The company has raised a total of $50 million in funding, with its most recent $31 million series C in March 2021, led by Jerusalem Venture Partners with participation from existing investors Orange Ventures, Deutsche Telekom Capital Partners and OurCrowd.
Trend Micro is a well-established company in the endpoint security market, has been a significant player in the endpoint protection platform (EPP) space, and is one of the first vendors to expand into EDR. However, Omdia included it as a vendor to watch because its product offering is undergoing significant changes, making it unfair to compare its existing product to those of other vendors.
Omdia notes that Trend Micro is consolidating its endpoint, server and cloud workload security technologies onto a single platform called Cloud One. This platform already delivers all of the company’s cloud security technologies, such as workload protection, security posture management and software composition analysis, through a partnership with Snyk.
The move to Cloud One will allow for greater scalability, enabling the platform to handle large amounts of telemetry from current and future endpoint systems. While Trend’s existing endpoint security product, Apex One, has both on-premises and SaaS versions, the latter lacks the scalability of the new Cloud One platform.
Trend Micro plans to gradually roll out its new endpoint security offering, the Endpoint Security Service, to avoid disruption for existing Apex One customers. The new offering will be the next version of the company’s endpoint security technology, with enhanced user interface and workflows, improved performance and consolidated capabilities across endpoint, server and workload security.
What’s in store for 2023
Endpoint security platforms need to accelerate product development and R&D to keep up with an increasingly lethal threatscape. Vendors need to follow CrowdStrike’s and Ivanti’s lead on integrating AI and ML into their core platforms, using both technologies to defend against attackers and trying to innovate with these technologies quickly.
Secondly, it’s clear that the cloud has won the endpoint security market and will continue to be a core part of any future product strategy.

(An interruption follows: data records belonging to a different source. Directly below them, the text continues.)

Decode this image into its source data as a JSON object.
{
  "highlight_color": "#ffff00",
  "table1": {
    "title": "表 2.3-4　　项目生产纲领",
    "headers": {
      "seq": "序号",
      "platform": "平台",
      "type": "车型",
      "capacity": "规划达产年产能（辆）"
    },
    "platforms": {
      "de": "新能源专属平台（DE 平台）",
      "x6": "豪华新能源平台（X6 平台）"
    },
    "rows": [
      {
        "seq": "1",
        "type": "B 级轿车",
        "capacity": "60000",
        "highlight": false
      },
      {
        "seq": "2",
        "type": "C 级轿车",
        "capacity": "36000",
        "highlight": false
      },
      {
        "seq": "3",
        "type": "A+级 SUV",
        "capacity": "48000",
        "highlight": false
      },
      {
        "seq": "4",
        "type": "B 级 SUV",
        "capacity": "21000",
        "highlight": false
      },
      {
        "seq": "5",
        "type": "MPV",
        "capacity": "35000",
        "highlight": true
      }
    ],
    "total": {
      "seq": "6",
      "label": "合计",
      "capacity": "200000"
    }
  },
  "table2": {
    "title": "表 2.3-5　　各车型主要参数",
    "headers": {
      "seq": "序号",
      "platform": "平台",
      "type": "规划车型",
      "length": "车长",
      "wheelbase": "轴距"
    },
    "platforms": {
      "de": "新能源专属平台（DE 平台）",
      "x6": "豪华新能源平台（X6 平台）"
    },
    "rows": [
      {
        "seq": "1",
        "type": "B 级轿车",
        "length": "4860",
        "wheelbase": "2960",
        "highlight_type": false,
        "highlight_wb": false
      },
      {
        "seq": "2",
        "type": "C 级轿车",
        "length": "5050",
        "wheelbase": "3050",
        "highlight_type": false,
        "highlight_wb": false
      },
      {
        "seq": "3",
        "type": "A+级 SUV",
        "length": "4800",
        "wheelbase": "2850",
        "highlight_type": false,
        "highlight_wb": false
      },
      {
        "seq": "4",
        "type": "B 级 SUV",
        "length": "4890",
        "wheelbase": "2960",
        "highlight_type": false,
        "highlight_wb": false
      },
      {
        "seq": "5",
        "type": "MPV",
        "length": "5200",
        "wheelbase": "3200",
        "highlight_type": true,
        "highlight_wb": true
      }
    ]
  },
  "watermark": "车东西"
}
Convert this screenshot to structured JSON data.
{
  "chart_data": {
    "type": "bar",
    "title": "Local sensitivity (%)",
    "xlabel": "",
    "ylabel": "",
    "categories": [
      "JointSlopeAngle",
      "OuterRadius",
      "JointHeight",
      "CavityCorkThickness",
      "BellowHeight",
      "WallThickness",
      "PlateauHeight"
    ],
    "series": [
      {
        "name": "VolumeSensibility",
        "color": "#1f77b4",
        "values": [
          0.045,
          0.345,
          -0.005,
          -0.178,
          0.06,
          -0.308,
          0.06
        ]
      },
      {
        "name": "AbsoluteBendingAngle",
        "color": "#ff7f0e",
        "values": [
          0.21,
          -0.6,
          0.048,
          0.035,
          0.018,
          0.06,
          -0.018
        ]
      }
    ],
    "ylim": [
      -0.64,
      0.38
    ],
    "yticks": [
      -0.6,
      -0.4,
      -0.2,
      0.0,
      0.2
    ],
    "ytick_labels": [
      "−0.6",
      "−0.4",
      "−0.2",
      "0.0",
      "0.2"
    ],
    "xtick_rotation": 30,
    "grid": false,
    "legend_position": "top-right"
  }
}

Thirdly, there will be a greater focus on user behavior and risk management to help better identify and take action on threats in 2023.
Also, the core elements of a zero-trust framework will become more compliant across the more than 100 different endpoint security platforms available today. Finally, data protection and privacy will define how endpoint security providers meet compliance, regulatory and customer requirements.
“Endpoint management and self-healing capabilities allow IT teams to discover every device on their network, and then manage and secure each device using modern, best-practice techniques that ensure end users are productive and company resources are safe,” Srinivas Mukkamala, chief product officer at Ivanti told VentureBeat.
“Automation and self-healing improve employee productivity, simplify device management and improve security posture by providing complete visibility into an organization’s entire asset estate and delivering automation across a broad range of devices.”